OPC’s Consumer Services Specialist George Gilbert received a call from a Ward 3 small business owner. Unfortunately, he had been forced to close his retail shop and subsequently close his Verizon business account because of the pandemic. Initially, Verizon had charged the consumer a $1,500 early termination fee he could not afford to pay. The shop owner reached out to OPC for help when he could not get the fee waived. After OPC’s intervention, however, the company agreed to waive the fee as a courtesy and ended up crediting him nearly $1,700.

Verizon stated: “Thank you for referring the complaint to our office for review. We appreciate this matter being brought to our attention…We trust that this information will assist you in closing this complaint. We apologize for any inconvenience that [the business owner] has experienced as a result of the matter.”

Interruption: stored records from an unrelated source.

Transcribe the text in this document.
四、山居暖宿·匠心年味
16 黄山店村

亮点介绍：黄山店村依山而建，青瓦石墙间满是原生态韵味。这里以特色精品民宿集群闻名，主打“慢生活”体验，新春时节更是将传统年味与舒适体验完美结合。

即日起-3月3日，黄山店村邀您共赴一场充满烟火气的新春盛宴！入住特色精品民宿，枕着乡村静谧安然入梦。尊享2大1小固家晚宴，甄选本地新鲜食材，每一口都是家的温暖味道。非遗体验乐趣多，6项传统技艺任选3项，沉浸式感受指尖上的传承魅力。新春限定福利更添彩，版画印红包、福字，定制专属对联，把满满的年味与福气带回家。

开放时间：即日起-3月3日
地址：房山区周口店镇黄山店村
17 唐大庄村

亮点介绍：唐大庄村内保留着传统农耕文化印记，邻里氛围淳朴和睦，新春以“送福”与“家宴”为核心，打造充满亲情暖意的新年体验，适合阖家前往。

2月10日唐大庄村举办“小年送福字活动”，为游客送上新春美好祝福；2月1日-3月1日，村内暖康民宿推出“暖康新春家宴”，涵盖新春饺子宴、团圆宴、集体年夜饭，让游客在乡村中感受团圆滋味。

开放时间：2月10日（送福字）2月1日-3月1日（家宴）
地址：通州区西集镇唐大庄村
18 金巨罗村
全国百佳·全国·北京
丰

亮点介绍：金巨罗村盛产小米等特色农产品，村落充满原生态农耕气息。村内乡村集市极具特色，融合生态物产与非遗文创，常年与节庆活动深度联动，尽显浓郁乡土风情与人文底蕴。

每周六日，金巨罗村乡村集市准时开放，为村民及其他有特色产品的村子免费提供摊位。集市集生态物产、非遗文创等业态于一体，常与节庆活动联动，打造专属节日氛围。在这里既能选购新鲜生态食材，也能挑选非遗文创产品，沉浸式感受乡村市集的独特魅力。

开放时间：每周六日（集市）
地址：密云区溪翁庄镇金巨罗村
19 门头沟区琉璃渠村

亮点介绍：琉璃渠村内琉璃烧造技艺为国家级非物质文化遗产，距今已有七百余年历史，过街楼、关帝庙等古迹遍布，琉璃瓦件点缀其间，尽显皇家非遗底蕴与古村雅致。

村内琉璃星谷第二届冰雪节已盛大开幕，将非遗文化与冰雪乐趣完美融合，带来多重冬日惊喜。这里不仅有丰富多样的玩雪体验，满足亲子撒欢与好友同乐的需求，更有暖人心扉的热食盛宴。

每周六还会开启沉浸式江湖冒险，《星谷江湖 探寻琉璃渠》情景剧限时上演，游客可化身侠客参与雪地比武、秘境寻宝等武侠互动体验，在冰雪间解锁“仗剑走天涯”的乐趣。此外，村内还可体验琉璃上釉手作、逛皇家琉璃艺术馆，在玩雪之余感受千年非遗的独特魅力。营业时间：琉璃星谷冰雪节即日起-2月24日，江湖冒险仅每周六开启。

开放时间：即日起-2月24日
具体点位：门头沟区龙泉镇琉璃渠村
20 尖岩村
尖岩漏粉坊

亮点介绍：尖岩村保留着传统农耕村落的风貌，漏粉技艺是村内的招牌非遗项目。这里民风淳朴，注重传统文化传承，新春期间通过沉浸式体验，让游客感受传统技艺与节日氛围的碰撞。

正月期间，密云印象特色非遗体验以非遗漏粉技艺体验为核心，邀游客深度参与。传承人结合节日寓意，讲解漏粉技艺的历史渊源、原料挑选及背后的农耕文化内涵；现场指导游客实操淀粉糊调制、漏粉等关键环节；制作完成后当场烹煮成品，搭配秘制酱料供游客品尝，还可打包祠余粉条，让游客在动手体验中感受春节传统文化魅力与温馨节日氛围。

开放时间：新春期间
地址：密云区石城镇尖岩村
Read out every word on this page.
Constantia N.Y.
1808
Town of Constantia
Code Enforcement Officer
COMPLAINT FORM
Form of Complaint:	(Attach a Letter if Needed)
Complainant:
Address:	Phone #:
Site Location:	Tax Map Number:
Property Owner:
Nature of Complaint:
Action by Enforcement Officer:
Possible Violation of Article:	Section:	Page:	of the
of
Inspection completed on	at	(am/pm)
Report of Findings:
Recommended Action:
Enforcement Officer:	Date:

This closed case is just one example of the wins OPC gets for business and residential utility customers. If you are having an issue with your utilities, contact OPC at (202) 727-3071 and ask to speak with a consumer outreach specialist.

OPC is Here to Help with Your Water Utility Concerns!

Are you feeling stressed about your DC Water bill? Are you worried about paying outstanding bills? Have you had trouble applying for utility discount programs?

OPC wants you to know the District is providing financial assistance through several agencies and nonprofit organizations to ease economic burdens resulting from the pandemic. Fall is the busy season when consumers are applying for utility discounts and recertifications. OPC is committed to ensuring water consumers are aware of and take advantage of available help, including utility assistance available through the Department of Energy and Environment (DOEE). Our Water Services Division consumer specialists are just a call or email away to help you navigate the application process and point consumers to the appropriate programs. Contact (202) 727-3071 or

Check out these instructions:

  • To submit an application for help paying utilities, visit the DOEE website. There is no deadline to apply. If you experience technical issues submitting an application, contact or call 311.
  • You may be eligible for energy efficiency improvements in your home at no cost to you through the Weatherization Assistance Program. After you are approved for the utility assistance program, download the application, complete it, and follow the instructions to submit
  • For more information, including opportunities for income-qualified and senior District residents with the repair or replacement of their broken mechanical systems, visit DOEE’s website.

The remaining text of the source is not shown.